Schreier’s directing captures the audience using action, drama, and lasting shots of the team working together in a ruined New York, and through the life-saving actions taken to save civilians in peril.
It is structured parallel to the original Avengers, “The Thunderbolts*” now carrying their legacy as a new team. The music provides a liberating feeling of emotion that reflects how mental health can be supported by creating lasting bonds. The sound charts emotional breakthroughs, making audible the invisible work of healing. A radical departure from Marvel’s usual bombast.
The post-credit sequences are shot by the Russo brothers, prominent MCU film directors who had shot the previous main Avengers movies.
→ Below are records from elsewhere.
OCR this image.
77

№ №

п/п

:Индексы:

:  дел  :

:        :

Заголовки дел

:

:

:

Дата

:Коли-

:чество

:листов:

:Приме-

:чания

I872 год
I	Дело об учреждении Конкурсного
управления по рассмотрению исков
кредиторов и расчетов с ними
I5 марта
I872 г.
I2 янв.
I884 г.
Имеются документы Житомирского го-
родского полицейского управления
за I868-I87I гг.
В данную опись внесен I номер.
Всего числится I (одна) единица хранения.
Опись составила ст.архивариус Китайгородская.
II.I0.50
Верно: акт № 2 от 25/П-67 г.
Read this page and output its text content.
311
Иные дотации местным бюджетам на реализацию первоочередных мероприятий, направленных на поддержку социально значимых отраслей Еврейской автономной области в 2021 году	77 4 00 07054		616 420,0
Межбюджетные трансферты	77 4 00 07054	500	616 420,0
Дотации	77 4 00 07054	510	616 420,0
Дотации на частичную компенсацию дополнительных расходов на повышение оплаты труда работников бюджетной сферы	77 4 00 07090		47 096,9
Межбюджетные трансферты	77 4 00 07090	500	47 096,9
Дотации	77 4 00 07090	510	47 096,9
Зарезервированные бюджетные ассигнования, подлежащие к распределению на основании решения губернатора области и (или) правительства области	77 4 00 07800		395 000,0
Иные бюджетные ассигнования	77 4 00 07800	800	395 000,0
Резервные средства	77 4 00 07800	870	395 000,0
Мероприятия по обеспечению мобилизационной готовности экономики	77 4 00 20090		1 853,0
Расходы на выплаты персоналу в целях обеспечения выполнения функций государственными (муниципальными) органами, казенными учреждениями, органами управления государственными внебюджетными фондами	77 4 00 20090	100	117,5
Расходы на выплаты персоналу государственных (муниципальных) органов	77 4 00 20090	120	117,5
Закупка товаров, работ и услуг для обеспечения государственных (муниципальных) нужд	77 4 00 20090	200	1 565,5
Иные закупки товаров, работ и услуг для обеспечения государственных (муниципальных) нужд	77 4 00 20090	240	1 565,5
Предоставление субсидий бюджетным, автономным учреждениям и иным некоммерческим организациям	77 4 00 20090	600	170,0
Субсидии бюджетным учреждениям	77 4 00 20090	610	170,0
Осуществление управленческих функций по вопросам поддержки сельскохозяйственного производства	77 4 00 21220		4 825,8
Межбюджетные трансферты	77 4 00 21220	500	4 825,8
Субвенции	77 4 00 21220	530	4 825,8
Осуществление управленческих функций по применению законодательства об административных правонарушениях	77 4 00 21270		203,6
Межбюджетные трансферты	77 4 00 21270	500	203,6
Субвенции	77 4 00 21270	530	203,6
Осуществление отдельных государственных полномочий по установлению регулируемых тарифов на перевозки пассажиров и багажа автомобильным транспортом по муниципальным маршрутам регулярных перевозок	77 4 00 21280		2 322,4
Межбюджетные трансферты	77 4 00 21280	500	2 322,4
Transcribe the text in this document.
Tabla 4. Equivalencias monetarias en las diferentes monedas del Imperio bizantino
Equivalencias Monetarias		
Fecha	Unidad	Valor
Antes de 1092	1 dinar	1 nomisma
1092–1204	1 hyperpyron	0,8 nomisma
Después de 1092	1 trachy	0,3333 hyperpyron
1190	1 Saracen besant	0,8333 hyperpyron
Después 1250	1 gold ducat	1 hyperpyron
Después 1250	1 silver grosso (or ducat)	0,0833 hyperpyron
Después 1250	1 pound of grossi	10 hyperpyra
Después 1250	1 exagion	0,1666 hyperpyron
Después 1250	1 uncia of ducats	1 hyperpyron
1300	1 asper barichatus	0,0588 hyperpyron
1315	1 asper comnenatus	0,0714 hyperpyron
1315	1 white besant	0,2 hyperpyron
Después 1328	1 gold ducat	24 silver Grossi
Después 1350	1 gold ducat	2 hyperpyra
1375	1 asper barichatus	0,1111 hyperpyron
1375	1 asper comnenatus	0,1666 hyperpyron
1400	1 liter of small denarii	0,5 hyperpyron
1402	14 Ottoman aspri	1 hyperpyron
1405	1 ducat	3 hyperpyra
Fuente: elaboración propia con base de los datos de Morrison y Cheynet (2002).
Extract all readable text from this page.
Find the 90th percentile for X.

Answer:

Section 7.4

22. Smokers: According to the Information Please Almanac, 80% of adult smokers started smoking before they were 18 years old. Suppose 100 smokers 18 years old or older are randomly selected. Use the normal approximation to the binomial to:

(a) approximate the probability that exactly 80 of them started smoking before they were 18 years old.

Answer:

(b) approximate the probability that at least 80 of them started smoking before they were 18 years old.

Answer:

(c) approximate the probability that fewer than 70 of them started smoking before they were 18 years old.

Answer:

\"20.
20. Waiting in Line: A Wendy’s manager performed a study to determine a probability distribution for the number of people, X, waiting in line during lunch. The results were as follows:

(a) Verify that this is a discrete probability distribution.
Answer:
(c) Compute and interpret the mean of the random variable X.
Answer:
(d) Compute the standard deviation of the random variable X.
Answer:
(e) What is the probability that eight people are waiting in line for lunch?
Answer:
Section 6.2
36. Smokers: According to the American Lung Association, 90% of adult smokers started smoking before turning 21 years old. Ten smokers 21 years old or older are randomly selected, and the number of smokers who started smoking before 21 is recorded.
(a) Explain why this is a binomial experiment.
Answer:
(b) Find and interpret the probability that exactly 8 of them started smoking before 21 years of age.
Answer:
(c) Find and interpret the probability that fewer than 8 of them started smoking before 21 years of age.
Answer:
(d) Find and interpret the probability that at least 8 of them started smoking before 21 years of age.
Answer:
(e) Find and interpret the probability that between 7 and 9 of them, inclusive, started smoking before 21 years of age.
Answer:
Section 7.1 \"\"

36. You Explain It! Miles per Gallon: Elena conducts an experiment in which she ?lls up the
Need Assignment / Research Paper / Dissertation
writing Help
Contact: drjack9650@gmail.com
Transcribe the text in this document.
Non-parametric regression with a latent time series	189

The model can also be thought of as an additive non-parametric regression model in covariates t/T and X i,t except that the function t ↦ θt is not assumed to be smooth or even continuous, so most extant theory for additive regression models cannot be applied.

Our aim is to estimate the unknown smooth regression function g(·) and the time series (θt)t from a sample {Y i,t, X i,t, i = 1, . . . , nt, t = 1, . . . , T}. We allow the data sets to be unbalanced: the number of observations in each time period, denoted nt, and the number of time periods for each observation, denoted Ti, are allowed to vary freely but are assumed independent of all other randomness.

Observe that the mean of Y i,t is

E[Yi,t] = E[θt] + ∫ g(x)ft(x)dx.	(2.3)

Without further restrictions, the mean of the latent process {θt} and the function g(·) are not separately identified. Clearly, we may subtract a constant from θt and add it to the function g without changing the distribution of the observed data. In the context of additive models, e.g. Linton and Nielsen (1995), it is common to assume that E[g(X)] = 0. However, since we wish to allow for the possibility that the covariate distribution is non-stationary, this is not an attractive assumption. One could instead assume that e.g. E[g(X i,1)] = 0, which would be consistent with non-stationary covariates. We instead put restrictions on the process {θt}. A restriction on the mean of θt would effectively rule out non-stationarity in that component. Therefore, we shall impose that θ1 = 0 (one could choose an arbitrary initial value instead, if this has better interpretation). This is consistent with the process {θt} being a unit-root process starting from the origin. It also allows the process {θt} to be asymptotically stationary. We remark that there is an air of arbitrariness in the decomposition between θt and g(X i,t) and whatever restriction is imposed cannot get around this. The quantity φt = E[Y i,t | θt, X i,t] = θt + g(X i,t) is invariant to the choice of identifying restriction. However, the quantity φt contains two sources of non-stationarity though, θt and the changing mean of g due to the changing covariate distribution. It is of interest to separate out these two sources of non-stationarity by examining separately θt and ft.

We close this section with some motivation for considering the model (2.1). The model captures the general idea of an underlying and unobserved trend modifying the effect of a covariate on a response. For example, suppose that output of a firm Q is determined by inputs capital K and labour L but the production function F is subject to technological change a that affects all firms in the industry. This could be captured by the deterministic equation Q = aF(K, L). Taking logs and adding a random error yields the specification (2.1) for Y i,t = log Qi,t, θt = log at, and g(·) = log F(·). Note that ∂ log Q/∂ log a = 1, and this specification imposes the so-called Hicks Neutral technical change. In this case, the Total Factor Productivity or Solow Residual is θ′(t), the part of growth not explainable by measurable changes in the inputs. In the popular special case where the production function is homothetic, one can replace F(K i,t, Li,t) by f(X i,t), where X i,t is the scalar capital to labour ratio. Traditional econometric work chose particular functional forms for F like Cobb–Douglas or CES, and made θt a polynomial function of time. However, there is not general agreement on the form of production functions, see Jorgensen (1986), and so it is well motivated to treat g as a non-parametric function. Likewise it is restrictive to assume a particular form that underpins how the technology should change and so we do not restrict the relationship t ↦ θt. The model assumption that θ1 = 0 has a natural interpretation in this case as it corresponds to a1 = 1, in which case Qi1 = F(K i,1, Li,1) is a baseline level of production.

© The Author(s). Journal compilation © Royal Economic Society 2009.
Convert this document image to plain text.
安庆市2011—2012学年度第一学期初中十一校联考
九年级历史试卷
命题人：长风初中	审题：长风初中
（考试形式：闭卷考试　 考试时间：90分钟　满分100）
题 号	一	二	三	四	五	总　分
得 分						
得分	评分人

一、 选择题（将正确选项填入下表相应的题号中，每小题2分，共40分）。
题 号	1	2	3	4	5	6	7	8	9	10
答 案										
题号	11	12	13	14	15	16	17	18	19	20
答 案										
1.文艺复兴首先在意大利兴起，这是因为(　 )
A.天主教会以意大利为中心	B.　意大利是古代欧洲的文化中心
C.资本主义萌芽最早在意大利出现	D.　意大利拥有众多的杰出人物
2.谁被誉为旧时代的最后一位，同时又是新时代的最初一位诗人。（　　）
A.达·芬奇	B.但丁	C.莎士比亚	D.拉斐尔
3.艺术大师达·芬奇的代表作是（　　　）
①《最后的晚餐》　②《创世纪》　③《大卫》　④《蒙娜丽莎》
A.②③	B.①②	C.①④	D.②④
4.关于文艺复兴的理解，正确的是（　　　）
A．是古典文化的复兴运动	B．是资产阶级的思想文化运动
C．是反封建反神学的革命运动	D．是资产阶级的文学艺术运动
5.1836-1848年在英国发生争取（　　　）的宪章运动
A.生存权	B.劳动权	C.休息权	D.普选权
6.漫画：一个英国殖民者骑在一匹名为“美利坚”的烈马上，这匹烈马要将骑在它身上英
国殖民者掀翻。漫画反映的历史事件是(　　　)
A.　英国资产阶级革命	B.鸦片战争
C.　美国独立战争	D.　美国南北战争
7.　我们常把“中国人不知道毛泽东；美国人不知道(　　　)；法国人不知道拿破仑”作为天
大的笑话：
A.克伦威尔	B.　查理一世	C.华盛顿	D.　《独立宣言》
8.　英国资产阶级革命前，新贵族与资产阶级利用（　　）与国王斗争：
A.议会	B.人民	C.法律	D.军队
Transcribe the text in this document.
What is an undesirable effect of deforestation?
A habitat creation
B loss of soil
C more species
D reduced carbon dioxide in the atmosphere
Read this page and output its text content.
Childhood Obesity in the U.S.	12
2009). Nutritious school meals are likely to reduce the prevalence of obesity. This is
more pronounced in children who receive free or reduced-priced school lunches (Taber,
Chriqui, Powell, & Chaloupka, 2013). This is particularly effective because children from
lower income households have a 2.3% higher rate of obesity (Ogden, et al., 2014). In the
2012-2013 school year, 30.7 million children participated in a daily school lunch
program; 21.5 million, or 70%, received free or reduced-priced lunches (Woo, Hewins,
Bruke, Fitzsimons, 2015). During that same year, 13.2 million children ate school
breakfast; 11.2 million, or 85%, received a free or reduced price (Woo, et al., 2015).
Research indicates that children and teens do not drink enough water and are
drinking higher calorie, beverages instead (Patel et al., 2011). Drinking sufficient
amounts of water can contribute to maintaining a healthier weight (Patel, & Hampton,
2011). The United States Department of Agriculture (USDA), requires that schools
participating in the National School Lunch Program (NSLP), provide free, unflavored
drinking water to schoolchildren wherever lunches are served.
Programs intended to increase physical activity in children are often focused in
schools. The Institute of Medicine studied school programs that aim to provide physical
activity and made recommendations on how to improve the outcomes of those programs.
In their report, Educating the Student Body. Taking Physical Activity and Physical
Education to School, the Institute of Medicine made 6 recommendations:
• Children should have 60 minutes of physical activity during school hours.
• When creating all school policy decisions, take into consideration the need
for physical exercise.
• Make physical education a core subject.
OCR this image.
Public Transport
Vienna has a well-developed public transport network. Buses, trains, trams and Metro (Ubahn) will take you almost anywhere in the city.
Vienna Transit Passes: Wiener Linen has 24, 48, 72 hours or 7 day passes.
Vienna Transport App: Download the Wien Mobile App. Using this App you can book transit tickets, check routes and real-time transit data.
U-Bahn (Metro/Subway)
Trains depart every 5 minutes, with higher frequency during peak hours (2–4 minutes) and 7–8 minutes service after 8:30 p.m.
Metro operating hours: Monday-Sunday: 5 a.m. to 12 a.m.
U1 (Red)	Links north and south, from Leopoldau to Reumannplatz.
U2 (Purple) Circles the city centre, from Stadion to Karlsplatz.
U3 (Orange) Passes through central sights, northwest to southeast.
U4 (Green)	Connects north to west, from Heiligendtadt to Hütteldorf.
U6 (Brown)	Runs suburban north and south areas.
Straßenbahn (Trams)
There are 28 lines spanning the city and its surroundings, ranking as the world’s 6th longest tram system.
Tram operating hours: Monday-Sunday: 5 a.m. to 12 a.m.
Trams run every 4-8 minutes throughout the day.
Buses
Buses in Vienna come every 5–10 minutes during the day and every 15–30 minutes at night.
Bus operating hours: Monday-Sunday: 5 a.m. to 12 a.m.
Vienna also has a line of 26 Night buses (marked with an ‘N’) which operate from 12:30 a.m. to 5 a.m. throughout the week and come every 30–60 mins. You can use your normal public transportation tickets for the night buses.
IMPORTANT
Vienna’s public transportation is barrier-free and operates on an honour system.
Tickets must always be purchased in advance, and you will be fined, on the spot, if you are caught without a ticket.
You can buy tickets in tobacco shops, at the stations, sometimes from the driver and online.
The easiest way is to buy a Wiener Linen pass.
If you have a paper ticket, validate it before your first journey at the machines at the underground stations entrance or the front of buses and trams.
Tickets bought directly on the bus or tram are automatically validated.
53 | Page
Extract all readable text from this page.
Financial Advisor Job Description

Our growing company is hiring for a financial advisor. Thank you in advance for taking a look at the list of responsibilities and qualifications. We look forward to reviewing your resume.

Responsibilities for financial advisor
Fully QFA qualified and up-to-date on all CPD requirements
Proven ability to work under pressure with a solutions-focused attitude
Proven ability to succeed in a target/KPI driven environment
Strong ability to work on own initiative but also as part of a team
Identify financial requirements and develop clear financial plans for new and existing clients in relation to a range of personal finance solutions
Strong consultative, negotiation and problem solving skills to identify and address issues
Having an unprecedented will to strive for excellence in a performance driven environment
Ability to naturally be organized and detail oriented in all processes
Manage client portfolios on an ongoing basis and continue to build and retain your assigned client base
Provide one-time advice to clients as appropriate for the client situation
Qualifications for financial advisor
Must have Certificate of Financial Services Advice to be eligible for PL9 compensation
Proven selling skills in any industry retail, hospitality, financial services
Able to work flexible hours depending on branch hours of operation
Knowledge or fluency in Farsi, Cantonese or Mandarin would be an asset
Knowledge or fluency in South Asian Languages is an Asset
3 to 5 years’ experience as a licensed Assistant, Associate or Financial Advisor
It is more than just a teaser, showcasing another team, The Fantastic Four’s spaceship entering the airspace of “The Thunderbolts*.” The Russo brothers are set to film the upcoming Avengers arc that will begin in 2026. However, Schreier’s fresh take on a team ensemble shows how dark and serious Marvel can take on mental health.
Reviewed at AMC 14, Saratoga, May 4, 2025. MPA rating: PG-13. Running time: 126 MIN.
Production: Walt Disney Studios Motion Pictures
Crew: Director: Jake Schreier. Screenplay: Eric Pearson, Lee Sung Jin, Joanna Calo. Music: Son Lux. Editor: Harry Yoon, Angela Catanzaro.
With: Florence Pugh, Sebastian Stan, Julia Louis-Dreyfus, Lewis Pullman, David Harbour, Wyatt Russell, Hannah John-Kamen, Olga Kurylenko.